The power firm had been embroiled in a dispute with local manufacturers of the gadgets in long drawn-out legal fights before the procurement watchdog that delayed procurement leading to the biting shortage.
The local players have been demanding representation in the distribution of the tenders awards alleging discrimination. "This year we have had a lot of challenges with meters ... we have now been able to issue orders for the meters to come and the manufacturing has begun," said Mr Muli.
"We expect late January or early February, the first consignment to be with us so that we can be able to relieve this pain that Kenyans are having of having to wait for connection due to lack of meters," he added.

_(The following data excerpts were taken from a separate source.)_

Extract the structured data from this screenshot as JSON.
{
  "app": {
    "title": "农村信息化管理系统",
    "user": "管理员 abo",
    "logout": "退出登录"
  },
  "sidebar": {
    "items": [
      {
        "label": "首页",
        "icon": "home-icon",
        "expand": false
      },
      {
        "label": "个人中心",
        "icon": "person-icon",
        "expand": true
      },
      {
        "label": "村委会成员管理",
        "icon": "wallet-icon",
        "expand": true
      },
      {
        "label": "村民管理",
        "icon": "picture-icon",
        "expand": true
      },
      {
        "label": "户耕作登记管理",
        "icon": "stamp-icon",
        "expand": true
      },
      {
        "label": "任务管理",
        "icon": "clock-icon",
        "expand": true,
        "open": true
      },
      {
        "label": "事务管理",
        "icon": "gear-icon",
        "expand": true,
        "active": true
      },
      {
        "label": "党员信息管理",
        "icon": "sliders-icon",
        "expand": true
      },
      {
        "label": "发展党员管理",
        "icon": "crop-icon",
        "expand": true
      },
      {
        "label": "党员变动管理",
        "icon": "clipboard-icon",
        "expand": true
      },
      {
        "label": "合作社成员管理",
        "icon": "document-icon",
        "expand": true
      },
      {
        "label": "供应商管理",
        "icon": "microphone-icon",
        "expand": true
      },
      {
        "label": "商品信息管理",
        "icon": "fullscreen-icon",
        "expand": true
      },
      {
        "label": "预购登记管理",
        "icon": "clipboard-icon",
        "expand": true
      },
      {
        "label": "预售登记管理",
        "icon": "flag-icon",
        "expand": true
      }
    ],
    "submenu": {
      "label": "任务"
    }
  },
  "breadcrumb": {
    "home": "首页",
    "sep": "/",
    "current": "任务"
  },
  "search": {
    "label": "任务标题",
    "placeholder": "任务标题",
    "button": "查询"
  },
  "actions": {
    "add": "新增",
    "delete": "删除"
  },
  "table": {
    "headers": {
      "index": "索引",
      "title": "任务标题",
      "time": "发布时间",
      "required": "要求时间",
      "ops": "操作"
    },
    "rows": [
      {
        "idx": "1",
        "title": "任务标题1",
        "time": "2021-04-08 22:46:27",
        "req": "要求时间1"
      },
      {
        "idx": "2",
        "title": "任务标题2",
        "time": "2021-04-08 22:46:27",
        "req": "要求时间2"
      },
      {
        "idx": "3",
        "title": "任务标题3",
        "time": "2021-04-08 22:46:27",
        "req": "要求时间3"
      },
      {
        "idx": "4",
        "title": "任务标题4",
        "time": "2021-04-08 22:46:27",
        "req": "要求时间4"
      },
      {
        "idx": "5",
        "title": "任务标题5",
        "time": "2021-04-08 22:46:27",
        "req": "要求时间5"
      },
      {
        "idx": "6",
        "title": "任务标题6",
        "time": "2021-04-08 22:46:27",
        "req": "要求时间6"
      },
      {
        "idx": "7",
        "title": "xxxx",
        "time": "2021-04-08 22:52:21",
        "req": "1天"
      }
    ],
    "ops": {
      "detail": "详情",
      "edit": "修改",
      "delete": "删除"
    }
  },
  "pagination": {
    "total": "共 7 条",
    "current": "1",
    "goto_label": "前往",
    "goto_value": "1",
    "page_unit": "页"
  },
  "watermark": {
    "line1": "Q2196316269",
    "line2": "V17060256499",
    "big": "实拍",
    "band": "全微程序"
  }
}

Mr Muli did not provide the name of the importing firms. A spot check by The Standard showed thousands of households in areas such as Naivasha in Nakuru County are in limbo over the delayed connections.
"We are expecting around 340,000 both single phase and three phase and smart meters. It will clear the backlog and caution us in the interim as we get into the next procurement cycle," said Mr Muli.
Kenya Power in March announced it would restrict the meters tender to a few firms according to its internal documents. "The Kenya Power & Lighting Company PLC intends to procure (Single phase, three phase postpaid and prepaid large power and ordinary smart meters) through Restricted Tender to few-known suppliers," said Kenya Power. "The tender (number KP1/9A.3/RT/05/21-22) shall be published on Monday 14.03.2022 to a limited number of bidders."
Kenya Power connected over 600,000 customers in the year to June 2021. "To grow sales, the company connected 641,237 new customers to the electricity grid, raising the total number of customers to 8,919,440," said Kenya Power earlier.
"This sales growth strategy was supported by an intensive loss reduction campaign to tackle insidious electricity theft. In addition, the scaling up of the smart metering project deterred meter tampering thereby increasing billed electricity units."
Kenya Power is betting on smart meters to eliminate continued energy theft, reduce increasing electricity demand, lower operating costs and protect revenue.